In my branchA:

I copy a file from folder04/config.xml to folder05/config.xml, then git add and commit.

In my branchB (B is branch out from A):

I already have one file named folder05/config.xml.

Now I merge branchA into branchB, it appears a weird conflict like this.

Untracked files:   (use "git add <file>..." to include in what will be


It generates a file named config.xml~HEAD, what does it means?

I can't understand why, and what should I do in this situation?

  • I cannot reproduce this; when I try there is a merge conflict in config.xml upon merging branchA into branchB. Can you provide details about how this happened?
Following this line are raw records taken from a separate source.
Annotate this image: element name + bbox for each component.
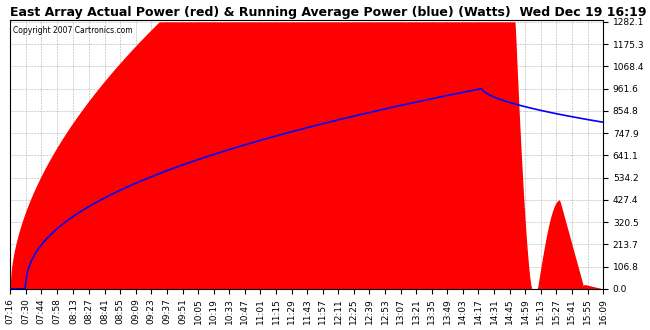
Text: East Array Actual Power (red) & Running Average Power (blue) (Watts)  Wed Dec 19: East Array Actual Power (red) & Running …	[10, 6, 647, 18]
Text: Copyright 2007 Cartronics.com: Copyright 2007 Cartronics.com	[13, 26, 133, 35]
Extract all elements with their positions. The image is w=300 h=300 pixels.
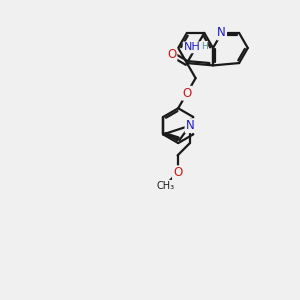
- Text: NH: NH: [184, 42, 200, 52]
- Text: O: O: [182, 87, 191, 100]
- Text: N: N: [185, 119, 194, 132]
- Text: O: O: [167, 48, 176, 61]
- Text: CH₃: CH₃: [156, 181, 174, 191]
- Text: H: H: [201, 42, 207, 51]
- Text: N: N: [217, 26, 226, 39]
- Text: O: O: [173, 166, 182, 179]
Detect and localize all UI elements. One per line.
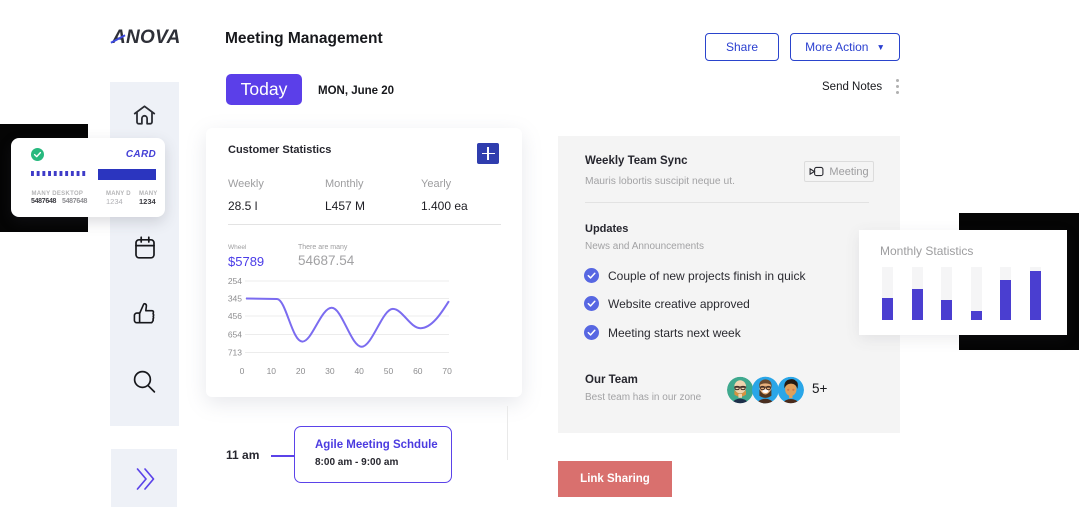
svg-text:70: 70 <box>442 366 452 376</box>
svg-text:40: 40 <box>354 366 364 376</box>
svg-text:713: 713 <box>228 348 242 358</box>
svg-text:456: 456 <box>228 311 242 321</box>
svg-text:654: 654 <box>228 330 242 340</box>
svg-text:50: 50 <box>384 366 394 376</box>
svg-text:5+: 5+ <box>812 381 828 396</box>
svg-text:10: 10 <box>267 366 277 376</box>
svg-text:345: 345 <box>228 294 242 304</box>
svg-text:0: 0 <box>240 366 245 376</box>
svg-text:60: 60 <box>413 366 423 376</box>
svg-text:20: 20 <box>296 366 306 376</box>
svg-text:254: 254 <box>228 276 242 286</box>
svg-text:30: 30 <box>325 366 335 376</box>
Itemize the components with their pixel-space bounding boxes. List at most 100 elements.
When was folder05/config.xml added to branchB? When did branchB branch off from branchA? Did folder05 already exist then?
    – kowsky
    Commented Jan 11, 2018 at 10:27
  • branchB added folder05/config.xml after it branch out from branchA, so before I commit folder05/config.xml in branchA, branchB already have that file.
    – Corey
    Commented Jan 11, 2018 at 10:35
  • 1
    I still can't reproduce this, but I would suspect that the untracked file folder05/config.xml~HEAD is the branchB-version of the file, while the real file (folder05/config.xml) is the one from branchA. Is this the case?
    – kowsky
    Commented Jan 11, 2018 at 10:38
  • branchA version has more characters.
    – Corey
    Commented Jan 11, 2018 at 10:43
  • 1
    @kowsky: it's a bit tricky to produce the problem (and it would have been helpful for Kuanlin Chen to have quoted the CONFLICT (rename/add) or whatever line), but see Edward Thomson's answer.
    – torek
    Commented Jan 11, 2018 at 15:55

1 Answer 1


It generates a file named config.xml~HEAD, what does it means?

This file was generated automatically by git because you had a filename collision conflict - you had two items that were unrelated in the two branches trying to occupy the name config.xml.

This could be caused by a variety of situations:

Most likely, you created file named config.xml in your branch. In the branch you're merging in, a different file was renamed to config.xml. Since these two files lack any common ancestor, they can't be merged. They should both be kept in the working directory, but as a conflict. So they will both be kept, but with unique names.

The config.xml in the branch being merged will be checked out on disk as config.xml. The config.xml in your branch will be checked out on disk as config.xml~HEAD.

Here's an example, where we add a file named newname.txt in our master branch, and rename file.txt into newname.txt in the branch that we're merging in. In this case, a conflict will be raised and our branch's contents will be written as newname.txt~HEAD in the working folder:

% git checkout -bbranch
Switched to a new branch 'branch'

% git mv file.txt newname.txt

% git commit -m"rename file -> newname"
[branch d37e379] rename file -> newname
 1 file changed, 0 insertions(+), 0 deletions(-)
 rename file.txt => newname.txt (100%)

% git checkout master
Switched to branch 'master'

% echo "new file" > newname.txt

% git add newname.txt

% git commit -m"added newname in master"
[master f7bd593] added newname in master
 1 file changed, 1 insertion(+)
 create mode 100644 newname.txt

% git merge branch
CONFLICT (rename/add): Rename file.txt->newname.txt in branch. newname.txt added in HEAD
Adding as newname.txt~HEAD instead
Automatic merge failed; fix conflicts and then commit the result.

Once you have resolved the conflict to your satisfaction and committed the merge, you can simply delete the ~HEAD file from your working directory.

(Finally, remember that git does not track that renames occurred, it uses heuristics to detect renames. So this conflict - in practice - may not really be a conflict because the files may not have really been renamed.)